Requiem de Verdi en San Sebastián: un buen concierto con un prometedor director

Requiem de Verdi en San Sebastián. Foto: I. Ibáñez
Requiem de Verdi en San Sebastián. Foto: I. Ibáñez

Termina prácticamente la programación de la Quincena Musical Donostiarra este año con este Requiem de Giuseppe Verdi, que se ha saldado con un buen éxito. A mi parecer este concierto ha tenido que lidiar con el hándicap de su comparación con el reciente paso de la misma composición por el escenario del Kursaal. No han pasado sino 3 años de aquella última vez y entonces se contó con un excepcional director en la persona de Yannick Nezet-Seguin, el actual director musical del Metropolitan de Nueva York.

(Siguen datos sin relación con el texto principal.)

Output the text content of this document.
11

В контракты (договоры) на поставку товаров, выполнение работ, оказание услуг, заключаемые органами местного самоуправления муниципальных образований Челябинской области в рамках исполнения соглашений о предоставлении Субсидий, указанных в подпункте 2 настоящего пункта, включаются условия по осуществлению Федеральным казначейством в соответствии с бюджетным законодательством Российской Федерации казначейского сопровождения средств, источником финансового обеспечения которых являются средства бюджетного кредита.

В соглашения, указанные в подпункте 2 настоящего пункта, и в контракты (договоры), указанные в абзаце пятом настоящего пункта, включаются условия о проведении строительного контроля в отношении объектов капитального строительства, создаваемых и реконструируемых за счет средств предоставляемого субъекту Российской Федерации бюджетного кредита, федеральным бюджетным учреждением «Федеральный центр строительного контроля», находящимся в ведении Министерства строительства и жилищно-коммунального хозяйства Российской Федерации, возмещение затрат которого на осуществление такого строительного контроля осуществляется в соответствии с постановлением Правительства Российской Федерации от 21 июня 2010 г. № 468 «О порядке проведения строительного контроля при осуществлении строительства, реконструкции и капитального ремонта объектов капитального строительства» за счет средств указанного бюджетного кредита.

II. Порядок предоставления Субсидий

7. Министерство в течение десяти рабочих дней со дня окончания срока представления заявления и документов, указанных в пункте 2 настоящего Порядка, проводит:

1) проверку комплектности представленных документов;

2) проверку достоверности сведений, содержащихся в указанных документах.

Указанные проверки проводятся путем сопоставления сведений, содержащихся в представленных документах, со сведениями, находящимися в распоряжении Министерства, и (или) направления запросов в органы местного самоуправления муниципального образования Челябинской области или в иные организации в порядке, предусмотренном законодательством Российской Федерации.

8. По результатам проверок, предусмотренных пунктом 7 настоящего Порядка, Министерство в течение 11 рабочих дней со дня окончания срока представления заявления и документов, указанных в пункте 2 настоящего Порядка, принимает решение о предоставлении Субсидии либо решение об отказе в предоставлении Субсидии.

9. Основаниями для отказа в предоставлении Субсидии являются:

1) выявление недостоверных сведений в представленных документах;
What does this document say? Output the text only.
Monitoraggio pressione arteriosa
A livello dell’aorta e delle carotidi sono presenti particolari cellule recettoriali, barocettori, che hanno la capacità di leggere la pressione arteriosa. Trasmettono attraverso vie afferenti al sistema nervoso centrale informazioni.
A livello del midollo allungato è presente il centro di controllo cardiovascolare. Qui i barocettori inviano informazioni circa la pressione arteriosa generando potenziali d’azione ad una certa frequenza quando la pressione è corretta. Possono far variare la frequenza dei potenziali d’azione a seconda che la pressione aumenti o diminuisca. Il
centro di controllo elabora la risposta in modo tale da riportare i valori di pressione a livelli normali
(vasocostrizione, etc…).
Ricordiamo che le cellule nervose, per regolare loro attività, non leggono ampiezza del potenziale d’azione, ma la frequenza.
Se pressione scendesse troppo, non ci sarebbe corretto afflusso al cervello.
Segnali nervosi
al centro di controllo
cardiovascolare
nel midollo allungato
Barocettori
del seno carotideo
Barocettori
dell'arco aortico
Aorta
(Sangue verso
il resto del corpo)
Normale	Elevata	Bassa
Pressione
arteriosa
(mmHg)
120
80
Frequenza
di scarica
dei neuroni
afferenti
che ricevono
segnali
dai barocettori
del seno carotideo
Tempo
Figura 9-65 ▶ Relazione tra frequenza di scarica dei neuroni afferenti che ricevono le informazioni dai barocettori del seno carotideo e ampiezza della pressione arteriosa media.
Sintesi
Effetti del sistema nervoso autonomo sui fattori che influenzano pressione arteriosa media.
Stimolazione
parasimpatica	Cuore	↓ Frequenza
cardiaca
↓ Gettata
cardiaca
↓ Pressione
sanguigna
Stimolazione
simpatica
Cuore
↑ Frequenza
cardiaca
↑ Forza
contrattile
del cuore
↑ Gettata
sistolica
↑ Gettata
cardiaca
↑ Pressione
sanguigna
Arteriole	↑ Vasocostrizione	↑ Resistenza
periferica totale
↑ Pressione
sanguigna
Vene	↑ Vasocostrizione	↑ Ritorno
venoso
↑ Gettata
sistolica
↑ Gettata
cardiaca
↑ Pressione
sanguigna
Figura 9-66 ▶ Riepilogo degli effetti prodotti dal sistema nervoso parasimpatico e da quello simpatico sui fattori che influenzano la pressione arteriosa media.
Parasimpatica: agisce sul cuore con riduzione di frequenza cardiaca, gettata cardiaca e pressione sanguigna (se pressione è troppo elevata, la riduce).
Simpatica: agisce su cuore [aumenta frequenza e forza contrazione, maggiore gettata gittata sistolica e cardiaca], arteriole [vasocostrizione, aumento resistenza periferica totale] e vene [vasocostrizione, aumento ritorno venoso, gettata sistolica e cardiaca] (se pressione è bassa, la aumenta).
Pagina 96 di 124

No son pocos los que consideran esta composición como la ópera 29 de las compuestas por Giusepe Verdi y no les falta razón. De lo que no cabe duda es que estamos ante el Requiem más operístico jamás compuesto. Pocas óperas han podido ofrecer una obertura más emocionante que el requiem propiamente dicho de esta misa. Tampoco es fácil encontrar una explosión de las fuerzas de la naturaleza semejante a la que Verdi nos ofrece su Dies Irae. Pocas arias de ópera son comparables al Ingemisco. Bueno será recordar que el maravilloso terceto del Lacrymosa se puede escuchar en el Don Carlo, en la muerte de Posa. Finalmente, pocas arias hay en la ópera tan emocionantes y recogidas como el Libera me, Domine que canta la soprano. Algunos dirán que la Fuga final no es operística y no les falta razón, pero bueno será recordar que también Falstaff termina con una Fuga.

Tenía el valenciano Gustavo Gimeno la difícil tarea de dirigir este Requiem tras la brillante ejecución que nos ofreciera en la Quincena de 2014 el canadiense Yannick Nézet-Seguin. A mi parecer su dirección ha sido convincente, aunque haya tenido algunos altibajos. Me parecíó una dirección brillante en los momento más dramáticos, en lo que ofreció una gran energía y control de todas las fuerzas a su cargo, mientras que eché en falta algo más de recogimiento y emoción en los pasajes más líricos. Es la segunda vez que he tenido ocasión de verle dirigir y me ha parecido un director muy prometedor con quien se puede contar para el futuro. A sus órdenes estuvo la Orchestre Philharmonique du Luxembourg, de la que Gustavo Gimeno es director titular, y que ofreció una buena prestación. Completaba las fuerzas musicales el Orfeón Donostiarra, siempre brillante en todas sus actuaciones.

El cuarteto solista ofreció más calidad en las mujeres que en los hombres, cumpliendo bien en su conjunto.

La parte de soprano fue cubierta por la uruguaya María José Siri, que ofreció una vez más su voz atractiva y muy adecuada para las partituras verdianas. Su actuación fue convincente, aunque eché en falta que no apianara más en el Liberame domine.

Requiem de Verdi en San Sebastián. Foto: I. Ibáñez
Requiem de Verdi en San Sebastián. Foto: I. Ibáñez

Buena también la prestación de la mezzo-soprano Daniela Barcellona, con voz amplia y adecuada, cantando con gusto y emoción. Se encuentra en un buen momento y, aunque haya pasado casi desapercibido el hecho, fue ella quien acompañó a Anna Netrebko en las últimas representaciones de Aida en Salzburgo hace uno días y bajo la dirección de Riccardo Muti.

El tenor italiano Antonio Poli me resultó poco convincente. Para mi gusto la partitura requiere un tenor lírico pleno y él no pasa de ser un tenor ligero, que cuenta con un centro atractivo con el inconveniente de que en los agudos su voz se estrecha de manera notable, quedando claramente corto por abajo.

Más bien modesta me pareció la aportación del bajo italiano Riccardo Zanellato.

El Kursaal había agotado sus localidades. El público dedicó una muy cálida acogida a los artistas, siendo las mayores ovaciones para el Orfeón Donostiarra, que jugaba en casa. No hubo saludos individuales.

El concierto comenzó con nada menos que 10 minutos de retraso y tuvo una duración total de 1 hora y 19 minutos, es decir una versión 6 minutos más rápida que la ya mencionada de Nezet-Seguin en 2014. Nueve minutos de aplausos.

El precio de la localidad más cara era de 72 euros, costando la más barata con visibilidad 37 euros.